A1: In the “neo-liberal era of self-creation and self-help,” Vijay’s poll managers “proclaimed his persona as his capital.” The article states that Vijay has a personality that is “as much a hologram as a person.” He promised a ‘third’ path “without quite telling his voters what that means,” sticking to “time-tested welfare and anti-Hindutva idiom.” Nothing sticks to him—whether outrage over the “more than 40 deaths in Karur” or criticism of his “cynical use of children to garner votes.” The article argues that the “proliferation of images and words on our screens has collapsed the gap between intent and action. And Mr. Vijay occupies this collapsed space – his presence is already action.”
Q2: Why does the Dravidian model fail to resonate with younger and marginalised voters?

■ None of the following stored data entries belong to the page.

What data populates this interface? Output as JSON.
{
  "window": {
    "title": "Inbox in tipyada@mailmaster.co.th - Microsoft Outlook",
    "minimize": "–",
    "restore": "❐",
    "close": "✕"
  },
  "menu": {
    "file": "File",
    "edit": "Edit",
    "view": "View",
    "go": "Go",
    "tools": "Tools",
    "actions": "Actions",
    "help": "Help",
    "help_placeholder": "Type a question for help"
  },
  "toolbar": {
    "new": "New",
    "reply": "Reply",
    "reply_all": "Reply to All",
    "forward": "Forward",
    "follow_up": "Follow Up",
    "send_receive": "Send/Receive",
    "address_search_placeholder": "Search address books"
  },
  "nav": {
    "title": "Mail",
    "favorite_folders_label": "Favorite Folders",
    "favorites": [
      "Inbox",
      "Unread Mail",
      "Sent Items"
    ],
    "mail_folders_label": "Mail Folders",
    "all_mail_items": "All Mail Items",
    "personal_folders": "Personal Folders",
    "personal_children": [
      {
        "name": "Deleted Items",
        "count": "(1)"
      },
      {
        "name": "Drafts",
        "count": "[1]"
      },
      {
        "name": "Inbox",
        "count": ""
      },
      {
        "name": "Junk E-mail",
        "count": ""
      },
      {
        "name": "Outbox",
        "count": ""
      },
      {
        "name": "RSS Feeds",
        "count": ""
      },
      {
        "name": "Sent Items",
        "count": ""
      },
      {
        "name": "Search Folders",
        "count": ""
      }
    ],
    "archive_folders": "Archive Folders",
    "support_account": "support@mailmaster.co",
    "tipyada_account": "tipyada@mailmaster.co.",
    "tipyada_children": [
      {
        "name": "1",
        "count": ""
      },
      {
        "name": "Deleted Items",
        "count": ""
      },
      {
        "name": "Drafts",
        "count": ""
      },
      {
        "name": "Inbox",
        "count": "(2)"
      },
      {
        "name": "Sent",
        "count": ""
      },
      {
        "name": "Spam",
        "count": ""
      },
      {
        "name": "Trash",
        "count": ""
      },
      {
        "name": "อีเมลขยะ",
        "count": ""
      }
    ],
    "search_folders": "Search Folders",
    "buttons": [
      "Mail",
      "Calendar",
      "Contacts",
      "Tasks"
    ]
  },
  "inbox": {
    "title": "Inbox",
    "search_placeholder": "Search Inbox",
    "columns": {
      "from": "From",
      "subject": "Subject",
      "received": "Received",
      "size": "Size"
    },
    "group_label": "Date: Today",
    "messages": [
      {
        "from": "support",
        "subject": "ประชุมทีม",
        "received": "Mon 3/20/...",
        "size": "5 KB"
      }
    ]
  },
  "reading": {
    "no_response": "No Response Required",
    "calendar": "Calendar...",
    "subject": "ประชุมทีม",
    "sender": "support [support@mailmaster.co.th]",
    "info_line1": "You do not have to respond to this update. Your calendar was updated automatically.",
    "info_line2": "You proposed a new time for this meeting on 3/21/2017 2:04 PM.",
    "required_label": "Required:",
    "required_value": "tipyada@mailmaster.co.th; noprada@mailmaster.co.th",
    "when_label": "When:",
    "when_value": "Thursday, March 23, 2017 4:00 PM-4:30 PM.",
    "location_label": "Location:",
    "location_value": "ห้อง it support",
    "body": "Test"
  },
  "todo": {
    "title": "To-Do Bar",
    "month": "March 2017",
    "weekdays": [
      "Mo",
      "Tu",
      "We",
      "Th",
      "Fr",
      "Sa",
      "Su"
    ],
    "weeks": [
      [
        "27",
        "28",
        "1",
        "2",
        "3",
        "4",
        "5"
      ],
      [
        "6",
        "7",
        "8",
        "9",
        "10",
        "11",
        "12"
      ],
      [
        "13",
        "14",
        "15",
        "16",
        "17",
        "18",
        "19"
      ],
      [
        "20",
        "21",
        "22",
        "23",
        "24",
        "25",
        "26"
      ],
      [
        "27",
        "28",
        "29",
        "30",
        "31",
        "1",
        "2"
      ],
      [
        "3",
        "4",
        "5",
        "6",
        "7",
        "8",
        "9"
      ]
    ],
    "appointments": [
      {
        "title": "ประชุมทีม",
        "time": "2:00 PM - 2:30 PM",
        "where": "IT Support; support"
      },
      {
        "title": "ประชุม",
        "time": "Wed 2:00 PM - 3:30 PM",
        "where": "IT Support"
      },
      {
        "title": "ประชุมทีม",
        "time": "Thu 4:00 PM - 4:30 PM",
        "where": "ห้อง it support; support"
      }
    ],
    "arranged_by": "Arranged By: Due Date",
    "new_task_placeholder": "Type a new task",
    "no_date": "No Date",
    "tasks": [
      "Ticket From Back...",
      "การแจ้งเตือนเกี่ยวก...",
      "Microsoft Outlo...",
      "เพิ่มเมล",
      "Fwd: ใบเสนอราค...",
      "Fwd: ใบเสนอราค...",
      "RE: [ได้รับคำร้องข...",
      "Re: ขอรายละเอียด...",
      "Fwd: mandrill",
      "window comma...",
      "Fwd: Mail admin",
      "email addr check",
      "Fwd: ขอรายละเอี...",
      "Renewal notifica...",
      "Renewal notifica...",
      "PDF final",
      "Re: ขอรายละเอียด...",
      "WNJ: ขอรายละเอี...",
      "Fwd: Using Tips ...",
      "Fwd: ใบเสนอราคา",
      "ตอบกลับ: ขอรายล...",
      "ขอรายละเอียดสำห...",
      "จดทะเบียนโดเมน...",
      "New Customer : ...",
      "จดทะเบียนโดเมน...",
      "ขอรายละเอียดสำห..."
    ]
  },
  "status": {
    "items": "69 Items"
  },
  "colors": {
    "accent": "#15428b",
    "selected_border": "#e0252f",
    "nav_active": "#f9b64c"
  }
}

A2: For a generation growing up with “precarity and uncertainty” in the gig economy, “the Dravidian model cannot be expected to mean much.” For older voters, Tamil Nadu’s economic growth “holds no surprises.” For those not part of this growth process—”rural Dalits and other working-class people, especially women”—there is “nothing to be celebrated.” Cash transfers and subsidies do not address the “deep indebtedness that many women are trapped in.” Corruption is “viewed as a given,” and there has been “no concerted attempt to challenge it.” The fear of the BJP “cannot mean much to voters in a State that has returned the authoritarian J. Jayalalithaa to power several times.”
Q3: How does the article critique the DMK’s handling of social justice and caste violence?
A3: The article argues that “claims to social justice cannot but appear ironic to Dalits.” The two Dravidian parties have been “indifferent to the persistence of brutal violence” against Dalits, especially “killings of young Dalit men who dared to love caste Hindu women.” For all their veneration of Periyar, the DMK’s leaders have not sustained a “public dialogue or educational outreach on inter-caste love and marriage.” Reservation is “neither valued nor understood,” and Dravidian parties have been “lax in meaningful political communication on the subject.” As Tamil scholar Stalin Rajangam noted, reservation has been a “focal point for numerically powerful backward castes to mobilise their caste brethren into a political force, which is then used to torment Dalits who are assertive.”
Q4: Who are described as the “real and tragic losers” in the election, and why?
A4: The “real and tragic losers” are the Viduthalai Chiruthaigal Katchi (VCK) and the Left parties. The VCK “has been the most consistent voice against caste oppression” but, in alliance with the DMK, has been “rendered silent,” trading its “ideological edge for ministerial berths.” The Left parties (CPI and CPI-M) have suffered a similar fate—once the “alternative to Dravidian politics,” they are now “reduced to junior partners in a coalition they cannot lead.” The alliance with the DMK has not benefited them because the DMK’s model of governance leaves “no space for their vision.” The DMK wants “technicians, not ideologues; implementers, not agitators.”
Q5: What are the uncertainties for Tamil Nadu’s political future identified in the article?
A5: For Dalits, the future is “uncertain.” The DMK took them for granted; the VCK sold them out; the BJP is hostile; Vijay is an “unknown quantity.” Will he “challenge caste oppression or accommodate it? Will he protect inter-caste couples or look away?” For the Left, the future is “bleak.” They must “retrieve their vision of social change” and decide whether to “remain in alliances that dilute their identity or go it alone.” For the VCK, it must choose between continuing as a “junior partner in Dravidian coalitions” or returning to its “roots as a Dalit assertion movement.” For Tamil Nadu, the question is whether the state will “continue its tradition of social justice, or slide into majoritarian politics” and whether it will “produce a new ideological alternative, or settle for celebrity spectacle.” The answers will be written “in the streets, the classrooms, and the homes where the work of politics is done.”